The Bled

Pass The Flask (2003)

Aubin Paul

Borrowing liberally from Converge, and the "Songs to Fan the Flames"-era Refused, and infusing
it with an eerie sense of melody, Pass the Flask is a real accomplishment. The band
dabbles with severe tempo changes, moving from over the top chaos to ringing guitars and mumbled
vocals, all without falling into the dreaded emo-core trap. To put it in perspective, if most emo-core
is crying on the phone to your ex-girlfriend, this is screaming alone in your room and planning
your revenge.

Mixing tongue-in-cheek lyrical ferocity in the vein of Every Time I Die with
sudden, erratic time shifts, and pained melodic elements buried under a crushing weight
of distorted guitars, complete with riveting breakdowns shouldn't be so accessible, but Pass the
Flask
could genuinely crossover to the kids for whom metalcore is completely alien. Even though
a cursory listen would probably leave you labelling the band as following the current trend of
slightly melodic hardcore bands, a closer listen reveals significantly more.

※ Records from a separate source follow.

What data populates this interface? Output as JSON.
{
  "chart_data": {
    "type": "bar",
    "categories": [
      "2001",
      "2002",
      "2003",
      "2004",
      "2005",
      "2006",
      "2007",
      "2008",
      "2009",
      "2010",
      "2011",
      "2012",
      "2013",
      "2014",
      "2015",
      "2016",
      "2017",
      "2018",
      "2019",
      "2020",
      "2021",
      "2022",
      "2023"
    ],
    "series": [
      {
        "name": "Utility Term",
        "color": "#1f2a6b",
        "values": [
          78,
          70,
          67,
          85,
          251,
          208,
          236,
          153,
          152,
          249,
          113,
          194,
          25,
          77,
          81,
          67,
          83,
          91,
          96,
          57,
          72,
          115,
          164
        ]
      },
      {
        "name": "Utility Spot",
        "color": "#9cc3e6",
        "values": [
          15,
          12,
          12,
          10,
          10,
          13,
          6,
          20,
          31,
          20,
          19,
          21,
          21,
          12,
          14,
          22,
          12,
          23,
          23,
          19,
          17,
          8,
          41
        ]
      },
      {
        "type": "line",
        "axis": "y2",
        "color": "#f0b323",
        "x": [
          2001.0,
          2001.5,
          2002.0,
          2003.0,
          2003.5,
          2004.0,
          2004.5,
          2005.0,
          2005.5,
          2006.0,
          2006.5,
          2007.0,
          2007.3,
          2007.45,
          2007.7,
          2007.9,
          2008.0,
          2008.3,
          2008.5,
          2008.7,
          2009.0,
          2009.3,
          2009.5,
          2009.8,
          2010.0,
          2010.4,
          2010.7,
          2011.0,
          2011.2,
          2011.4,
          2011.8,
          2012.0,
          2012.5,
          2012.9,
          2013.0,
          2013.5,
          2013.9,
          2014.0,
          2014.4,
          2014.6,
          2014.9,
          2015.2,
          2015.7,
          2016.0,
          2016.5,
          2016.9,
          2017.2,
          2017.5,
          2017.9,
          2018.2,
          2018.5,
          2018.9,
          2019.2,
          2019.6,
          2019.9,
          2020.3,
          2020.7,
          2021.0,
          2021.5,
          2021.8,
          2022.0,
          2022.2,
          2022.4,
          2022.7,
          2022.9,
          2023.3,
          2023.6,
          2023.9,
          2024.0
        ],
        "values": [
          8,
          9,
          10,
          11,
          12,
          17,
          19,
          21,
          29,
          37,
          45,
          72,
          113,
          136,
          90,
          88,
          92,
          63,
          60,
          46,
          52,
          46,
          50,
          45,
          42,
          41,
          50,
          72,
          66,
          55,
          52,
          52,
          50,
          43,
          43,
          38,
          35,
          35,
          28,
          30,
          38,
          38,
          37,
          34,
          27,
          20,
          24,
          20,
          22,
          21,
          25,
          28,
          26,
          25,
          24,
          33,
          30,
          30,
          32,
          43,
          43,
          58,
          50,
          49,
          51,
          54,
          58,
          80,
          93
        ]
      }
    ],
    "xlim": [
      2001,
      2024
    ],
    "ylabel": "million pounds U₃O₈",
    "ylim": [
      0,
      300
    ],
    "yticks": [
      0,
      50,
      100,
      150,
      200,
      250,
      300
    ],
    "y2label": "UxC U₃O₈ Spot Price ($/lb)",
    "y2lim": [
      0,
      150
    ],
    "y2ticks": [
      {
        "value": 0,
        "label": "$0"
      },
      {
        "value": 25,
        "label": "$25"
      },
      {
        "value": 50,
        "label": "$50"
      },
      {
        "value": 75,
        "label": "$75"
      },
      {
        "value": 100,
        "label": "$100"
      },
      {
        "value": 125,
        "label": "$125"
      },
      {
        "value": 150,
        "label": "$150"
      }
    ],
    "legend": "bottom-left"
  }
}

Like the downbeat two minute opening of Porcelain Hearts and Hammers for Teeth where
vocalist James Munoz mumbles "You pour the liquor on the staircase, girl. / Pass the flask and close your eyes.
Are you grieving for what we've become?/ Are you running from that room? / We set the evidence on fire.
"
the melancholy quiet betraying the imminent explosion. Or the viciousness of Dale Earnhardt's Seatbelt where he screams
The signal flares will light the way to the scene of the accident
where we'll dance like a pile of teeth in a broken mouth.
.

I doubt anything will unseat Hot Damn! as the
best heavy record released this year, but Pass the Flask runs a close second; and I can unabashedly claim this
as the best full-length debut of this year.